Under the circumstances, it is not necessary to decide the issue whether vel non the Pivirottos have legal standing to defend the equity action, they being at the time of the trial of the case, not record title holders of the land.

CONCLUSIONS OF LAW

1. The judgment entered in favor of Gimbel Brothers, Inc., against the Russells is valid and subsisting.

2. Gimbel Brothers, Inc., plaintiffs in execution at no. 729 of 1973, did not comply with the requirements of Pa. R.C.P. 3129 in that they failed to give to defendants in that execution notice of the sheriff sale of the real estate then recorded in the name of defendants in that execution.

3. The failure to comply with the notice requirements of Pa. R.C.P. 3129 renders the sheriff’s sale void.

4. Defendants, James Pivirotto and Mary Barbara Pivirotto and R. Paul Suto, should be enjoined from interfering with the use, occupancy and enjoyment of the aforesaid real estate by plaintiffs, Frank F. and Virginia Russell.

*3265. Frank F. and Virginia Russell should be reinvested with record title to the real estate involved, which they obtained by deed of conveyance dated December 16, 1963, as recorded in Allegheny County, Pa., Deed Book, Vol. 4104, Page 437.

An appropriate decree will be entered.

DECREE NISI

And now, March 6, 1975, it is hereby ordered, adjudged and decreed that:

(1) The judgment entered in this court at no. 1268 of 1972 in favor of Gimbel Brothers, Incorporated, and against Frank F. Russell and Virginia Russell, his wife, is valid and subsisting.

(2) The sheriff’s sale, held on March 8, 1974, of the real estate entitled in Frank F. Russell and Virginia Russell on execution issued at no. 729 of 1973, in this court is void.

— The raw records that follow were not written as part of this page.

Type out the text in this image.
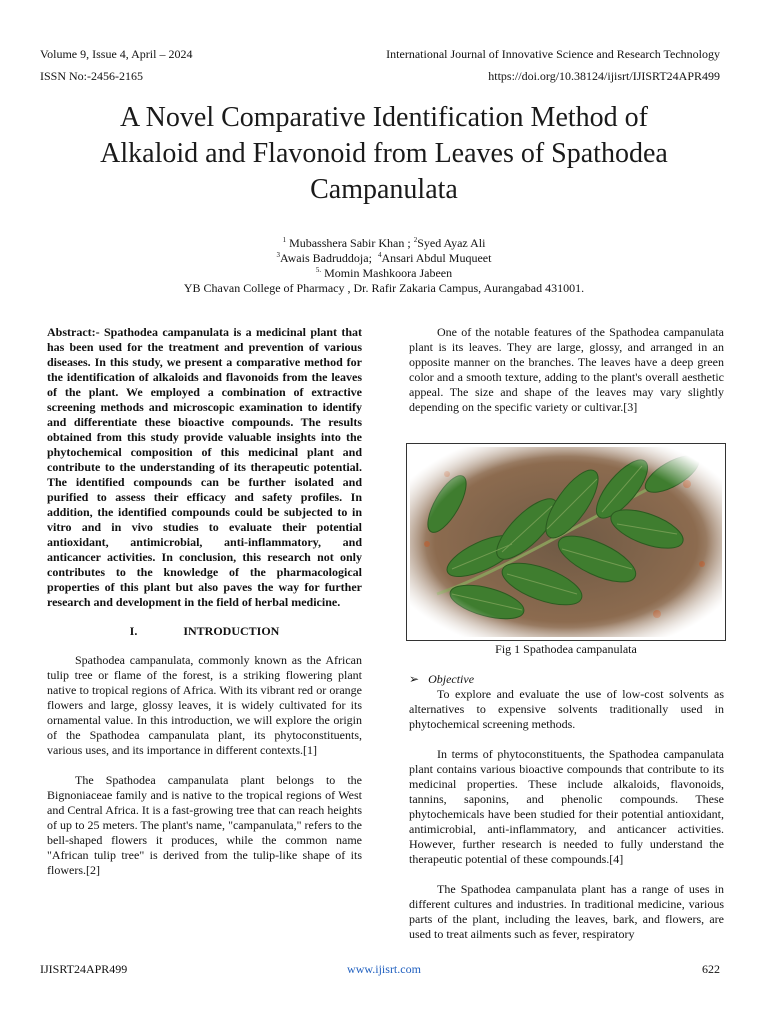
Volume 9, Issue 4, April – 2024
ISSN No:-2456-2165
International Journal of Innovative Science and Research Technology
https://doi.org/10.38124/ijisrt/IJISRT24APR499
A Novel Comparative Identification Method of
Alkaloid and Flavonoid from Leaves of Spathodea
Campanulata
$^1$ Mubasshera Sabir Khan ; $^2$Syed Ayaz Ali
$^3$Awais Badruddoja; $^4$Ansari Abdul Muqueet
$^{5.}$ Momin Mashkoora Jabeen
YB Chavan College of Pharmacy , Dr. Rafir Zakaria Campus, Aurangabad 431001.

Abstract:- Spathodea campanulata is a medicinal plant that has been used for the treatment and prevention of various diseases. In this study, we present a comparative method for the identification of alkaloids and flavonoids from the leaves of the plant. We employed a combination of extractive screening methods and microscopic examination to identify and differentiate these bioactive compounds. The results obtained from this study provide valuable insights into the phytochemical composition of this medicinal plant and contribute to the understanding of its therapeutic potential. The identified compounds can be further isolated and purified to assess their efficacy and safety profiles. In addition, the identified compounds could be subjected to in vitro and in vivo studies to evaluate their potential antioxidant, antimicrobial, anti-inflammatory, and anticancer activities. In conclusion, this research not only contributes to the knowledge of the pharmacological properties of this plant but also paves the way for further research and development in the field of herbal medicine.

I.	INTRODUCTION

Spathodea campanulata, commonly known as the African tulip tree or flame of the forest, is a striking flowering plant native to tropical regions of Africa. With its vibrant red or orange flowers and large, glossy leaves, it is widely cultivated for its ornamental value. In this introduction, we will explore the origin of the Spathodea campanulata plant, its phytoconstituents, various uses, and its importance in different contexts.[1]

The Spathodea campanulata plant belongs to the Bignoniaceae family and is native to the tropical regions of West and Central Africa. It is a fast-growing tree that can reach heights of up to 25 meters. The plant's name, "campanulata," refers to the bell-shaped flowers it produces, while the common name "African tulip tree" is derived from the tulip-like shape of its flowers.[2]

One of the notable features of the Spathodea campanulata plant is its leaves. They are large, glossy, and arranged in an opposite manner on the branches. The leaves have a deep green color and a smooth texture, adding to the plant's overall aesthetic appeal. The size and shape of the leaves may vary slightly depending on the specific variety or cultivar.[3]

Fig 1 Spathodea campanulata
➢ Objective

To explore and evaluate the use of low-cost solvents as alternatives to expensive solvents traditionally used in phytochemical screening methods.

In terms of phytoconstituents, the Spathodea campanulata plant contains various bioactive compounds that contribute to its medicinal properties. These include alkaloids, flavonoids, tannins, saponins, and phenolic compounds. These phytochemicals have been studied for their potential antioxidant, antimicrobial, anti-inflammatory, and anticancer activities. However, further research is needed to fully understand the therapeutic potential of these compounds.[4]

The Spathodea campanulata plant has a range of uses in different cultures and industries. In traditional medicine, various parts of the plant, including the leaves, bark, and flowers, are used to treat ailments such as fever, respiratory

IJISRT24APR499	www.ijisrt.com	622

(3) The deed of conveyance referring to Frank R. Russell) from the Sheriff of Allegheny County, Pa., to James Pivirotto dated April 5,1974, and recorded on April 11, 1974, in Allegheny County, Pa., Deed Book, Vol. 4778, Page 163 is void.

(4) The deed of conveyance from James Pivirotto and Mary Barbara Pivirotto, his wife, to R. Paul Suto dated April 24,1974, and recorded on April 30, 1974 in Allegheny County, Pa., Deed Book, Vol. 5384, Page 450, is void.

(5) The title of Frank F. Russell and Virginia Russell, his wife, as conveyed to them by Northern Estates, Inc., by its deed (to Frank R. Russell and Virginia Russell, his wife, in recital in the sheriff’s deed) dated December 16, 1963 and recorded in Deed Book, Vol. 4104, Page 437, is revested in the aforesaid Russells to the extent that the same was so conveyed to them, subject to all encumbrances *327with the exception of any which may have resulted from the execution at no. 729 of 1973 in this court.

(6) James Pivirotto and Mary Barbara Pivirotto and R. Paul Suto, defendants in this action, are hereby enjoined from encumbering, or attempting to encumber, and from interfering with the use, occupancy and enjoyment of the lands and improvements thereon hereby reinvested in the aforesaid Russells.

“The Judicial Code,” proposed in Senate Bill 745, Printer’s Number 2357 (1973 Session) §8103, would greatly simplify such proceedings.